That sunny day at Spanish Banks before we found out about the cancer was joyous, sublime and our step across the threshold of before and after. We had come back from our sojourn in Greece earlier in April. Peter has his fingers crossed in anticipation of the rocky road ahead. His sons, who just were a handful of years younger than me and my father who was just one year older than him.
Everyone had had their conniption fits about this union - but here we are and we don’t care. I am wearing the silver crucifix earrings with a female in the form of a cross - an ancient depiction of the sacred goddess - over 25,000 years old. His gift of many. I am also wearing the first piece of jewelry he made for me - an ivory disc with woods from all over the world: north, south, east and west.
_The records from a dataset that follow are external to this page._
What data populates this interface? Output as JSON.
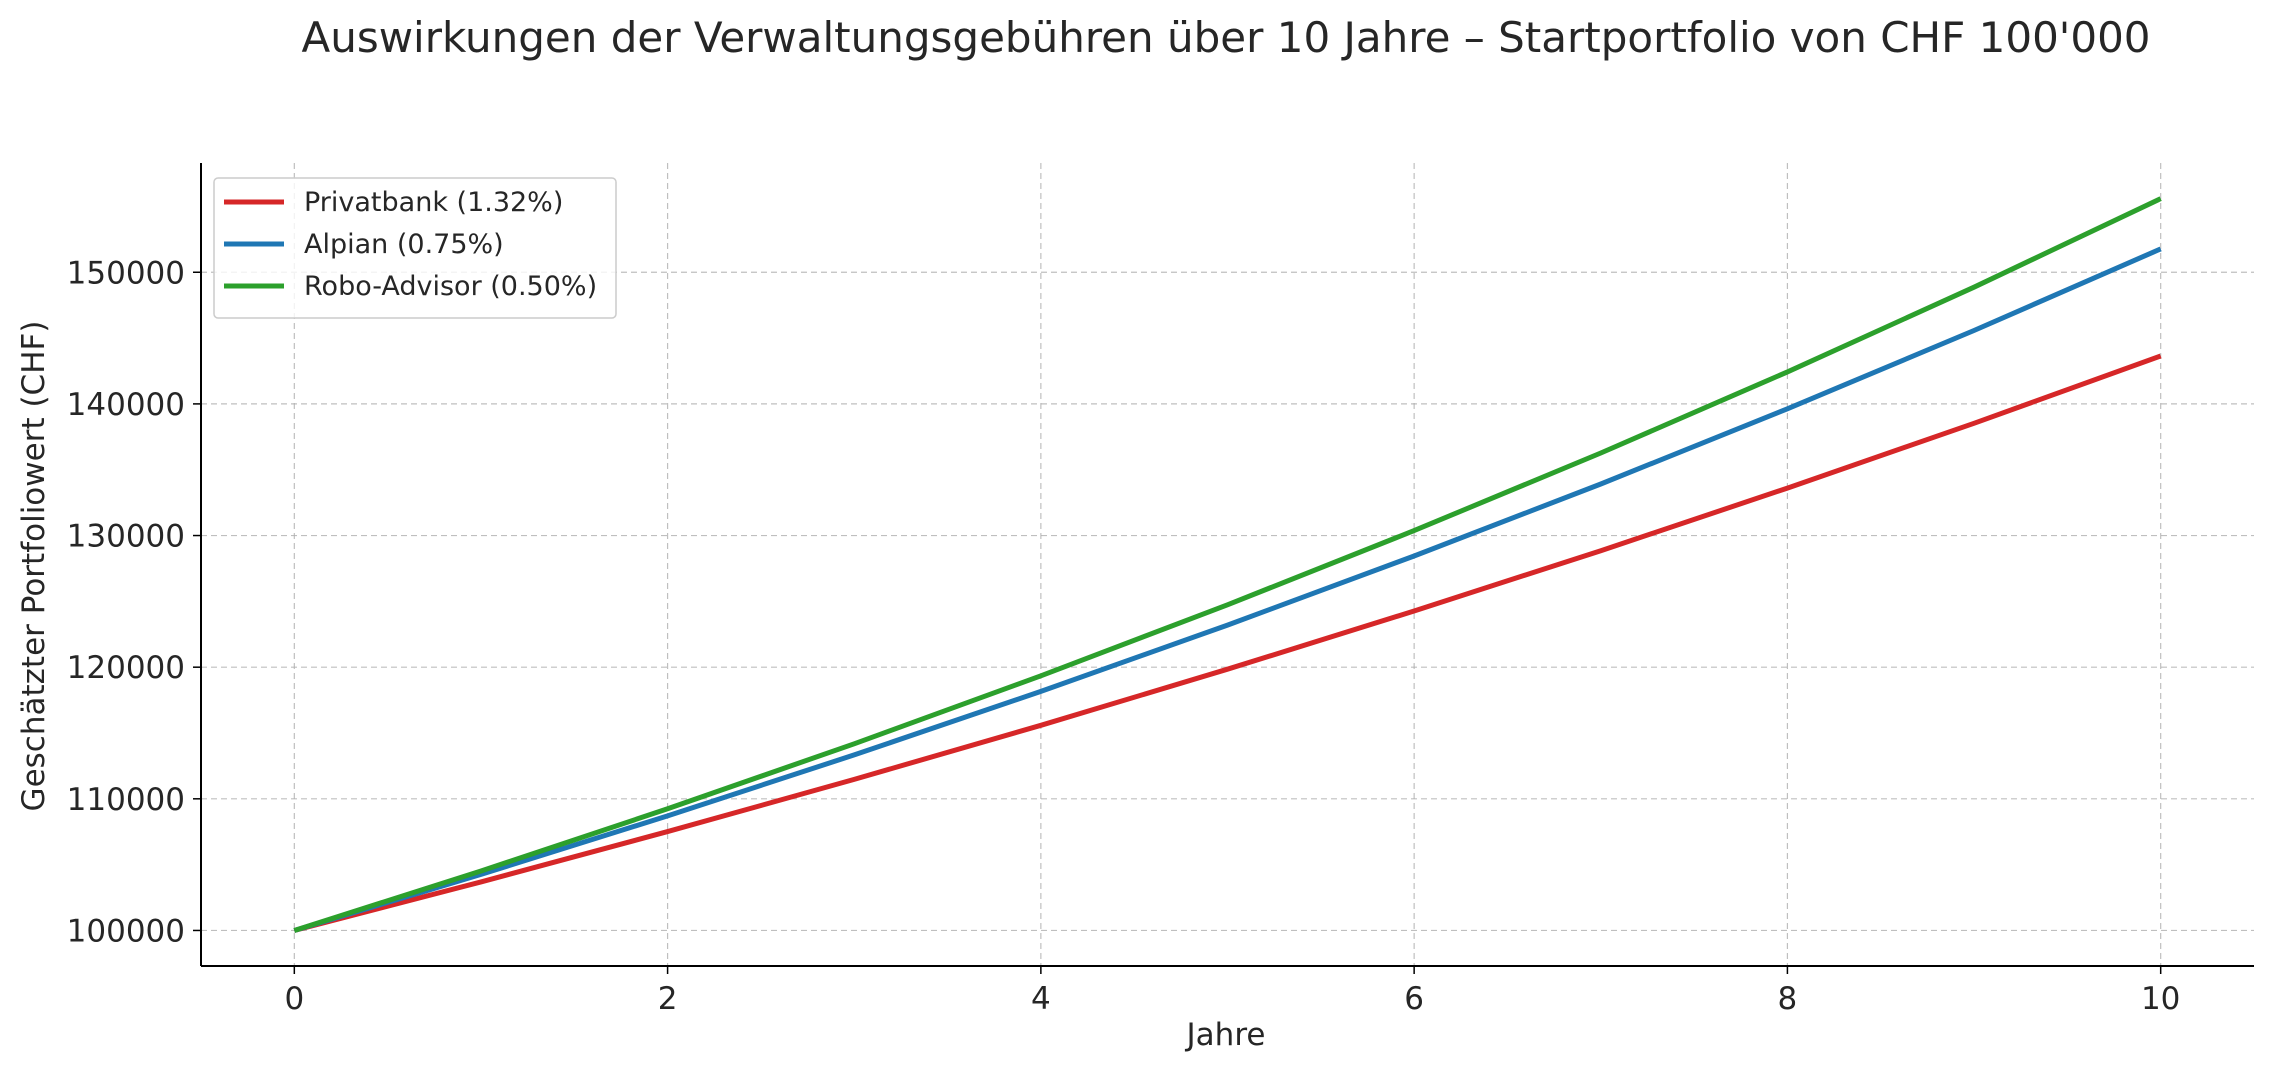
{
  "chart_data": {
    "type": "line",
    "title": "Auswirkungen der Verwaltungsgebühren über 10 Jahre – Startportfolio von CHF 100'000",
    "xlabel": "Jahre",
    "ylabel": "Geschätzter Portfoliowert (CHF)",
    "x": [
      0,
      1,
      2,
      3,
      4,
      5,
      6,
      7,
      8,
      9,
      10
    ],
    "xlim": [
      -0.5,
      10.5
    ],
    "ylim": [
      97300,
      158300
    ],
    "x_ticks": [
      0,
      2,
      4,
      6,
      8,
      10
    ],
    "y_ticks": [
      100000,
      110000,
      120000,
      130000,
      140000,
      150000
    ],
    "x_tick_labels": [
      "0",
      "2",
      "4",
      "6",
      "8",
      "10"
    ],
    "y_tick_labels": [
      "100000",
      "110000",
      "120000",
      "130000",
      "140000",
      "150000"
    ],
    "grid": true,
    "legend_position": "top-left",
    "series": [
      {
        "name": "Privatbank (1.32%)",
        "color": "#d62728",
        "values": [
          100000,
          103687,
          107511,
          111476,
          115587,
          119849,
          124268,
          128851,
          133603,
          138530,
          143638
        ]
      },
      {
        "name": "Alpian (0.75%)",
        "color": "#1f77b4",
        "values": [
          100000,
          104261,
          108703,
          113334,
          118163,
          123197,
          128446,
          133918,
          139624,
          145573,
          151775
        ]
      },
      {
        "name": "Robo-Advisor (0.50%)",
        "color": "#2ca02c",
        "values": [
          100000,
          104520,
          109245,
          114183,
          119344,
          124738,
          130376,
          136269,
          142429,
          148867,
          155595
        ]
      }
    ]
  }
}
Peter is wearing the engagement ring he had made for us in Paros. This, his most cherished island where he learned to carve marble; living like a monk with an old Greek named Yiorgo who kept a bachelor’s shack beside the marble quarry. It’s silver with a parian marble he picked from the beach. I still have both.
Peter taught me the world, by introducing me to Rhodes and I’ve been marinating in the Mediterranean ever since. The picture is a time released perfect photograph from his Pentax. Part of me is still there.
But that part of me that has ventured into my mid-60s - the age he was when he died - fills me with a sense of wonder about life and love, people we find who find us. I am convinced this is a truth for the heart - the part of my own heart - willing to be found again.